/html_parser

Simple Python text reader/cleaner to handle HTML tagging in text files parsed from the web

Primary LanguagePython

HTML Parser 1.0.0

A simple Python text reader/cleaner to handle HTML tagging in text files parsed from the web

14 May 2016

Description

A simple text reader/cleaner to handle HTML tagging in text files parsed from the web. Please use responsibly and ethically, on files/content where you hold the necessary copyright permissions!

The program opens and reads a user-specified text file (or uses hard-coded default filename on 'enter'). Searching line by line based on html tagging, it appends only the relevant html-tagged lines to a new text string ('taggedtext'), then cleans those same lines (strips out the html following tagging) and appends the cleaned text to a new text string ('cleanedtext'), with additional labelling where relevant. Tags are handled as follows:

  • <h1> tags: cleaned and saved, labelled as 'Title';
  • <h2> tags: cleaned and saved, labelled as 'Header';
  • <h3> to <h6> tags: cleaned and saved, labelled as 'Sub-header';
  • <em> tags (italics): cleaned and saved, labelled as 'Para-header' (Paragraph header);
  • <p> tags: indicate text paragraphs, cleaned and saved only (no additional labels added);
  • all other tags: ignored.

The program has been hard-coded to deal with some additional commonly-identified exceptions in the cleaning process (with user input required to check and confirm action required: add to text string or ignore).

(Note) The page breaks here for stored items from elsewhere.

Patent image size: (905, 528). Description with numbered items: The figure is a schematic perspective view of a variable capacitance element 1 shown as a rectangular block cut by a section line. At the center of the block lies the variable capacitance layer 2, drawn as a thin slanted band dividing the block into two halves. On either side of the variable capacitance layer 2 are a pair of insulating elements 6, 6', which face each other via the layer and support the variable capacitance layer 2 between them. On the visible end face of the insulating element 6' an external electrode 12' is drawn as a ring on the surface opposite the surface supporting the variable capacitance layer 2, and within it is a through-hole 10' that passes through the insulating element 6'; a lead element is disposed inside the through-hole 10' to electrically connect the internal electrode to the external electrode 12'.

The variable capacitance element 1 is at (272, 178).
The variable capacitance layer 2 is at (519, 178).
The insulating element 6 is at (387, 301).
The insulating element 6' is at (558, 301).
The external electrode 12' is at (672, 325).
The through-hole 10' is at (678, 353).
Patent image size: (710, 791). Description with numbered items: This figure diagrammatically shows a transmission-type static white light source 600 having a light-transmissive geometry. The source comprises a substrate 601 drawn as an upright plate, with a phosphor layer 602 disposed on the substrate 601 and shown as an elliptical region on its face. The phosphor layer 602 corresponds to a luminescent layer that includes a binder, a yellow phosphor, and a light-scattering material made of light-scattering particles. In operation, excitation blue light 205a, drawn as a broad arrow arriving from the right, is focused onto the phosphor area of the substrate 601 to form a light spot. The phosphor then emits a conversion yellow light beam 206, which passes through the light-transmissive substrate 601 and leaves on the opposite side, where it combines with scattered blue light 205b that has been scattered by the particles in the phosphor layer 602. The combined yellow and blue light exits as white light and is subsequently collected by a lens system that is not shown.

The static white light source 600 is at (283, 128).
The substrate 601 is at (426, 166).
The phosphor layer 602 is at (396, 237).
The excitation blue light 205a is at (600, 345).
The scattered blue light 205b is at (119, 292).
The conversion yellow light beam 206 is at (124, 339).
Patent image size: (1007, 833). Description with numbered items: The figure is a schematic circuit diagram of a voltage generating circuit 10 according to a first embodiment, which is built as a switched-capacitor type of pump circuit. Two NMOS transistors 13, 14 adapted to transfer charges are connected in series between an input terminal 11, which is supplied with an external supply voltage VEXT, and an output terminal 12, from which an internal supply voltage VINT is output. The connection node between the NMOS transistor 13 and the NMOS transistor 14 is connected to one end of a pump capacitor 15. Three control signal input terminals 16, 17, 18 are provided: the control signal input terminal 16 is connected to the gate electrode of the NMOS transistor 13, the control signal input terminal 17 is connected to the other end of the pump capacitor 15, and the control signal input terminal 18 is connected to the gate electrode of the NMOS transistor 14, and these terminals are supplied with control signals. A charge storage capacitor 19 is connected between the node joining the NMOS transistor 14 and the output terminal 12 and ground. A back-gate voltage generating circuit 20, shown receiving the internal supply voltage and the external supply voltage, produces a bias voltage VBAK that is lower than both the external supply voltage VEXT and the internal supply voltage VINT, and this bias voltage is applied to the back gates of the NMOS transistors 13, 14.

Two files are saved (user-entry required for filenames):

  • One for the edited text with html tagging still retained;
  • The other for the final edited, cleaned and labelled text.

Some problems to be ironed out:

  • This program has problems with ASCII codes. The current work-around is to go in and perform a second, manual clean-up on the final output text file. This is too much manual intervention - need to find a way to fix this in-program.

Further improvements to be made:

  • Use the 'Title' label (lowercase and stripped of whitespace) as a default output filename (with user override option);
  • Add option to identify keywords, calculate their counts and append to the output file if required (see tag_eng & blog_tagger);
  • Add option for user to identify key phrases (of 2, 3 or 4 words' length), calculate their counts and append to the output file if required (program still to be built);
  • Handle other html tags as required (e.g. html tags inside cleaned/detagged text lines, such as italics, strong, etc.).

Future developments planned:

  • Build program into a relevance engine by using all identified keywords/key phrases. Those keywords/phrases identified as coming from lines with header tags ( <h1>, <h2>, etc.) are to be weighted most highly, followed by words/phrases appearing most often in the paragraph text;
  • Delve further into the web data headers and meta data to extract further useful info if required (+ save to output file)
  • Search for all links on the page/in the text (in the body text and/or in the headers/footers) adn save to a directory (and/or append to the output file)
  • Provide user with an option to follow any or the URL links identified (both internally to the domain host, and externally).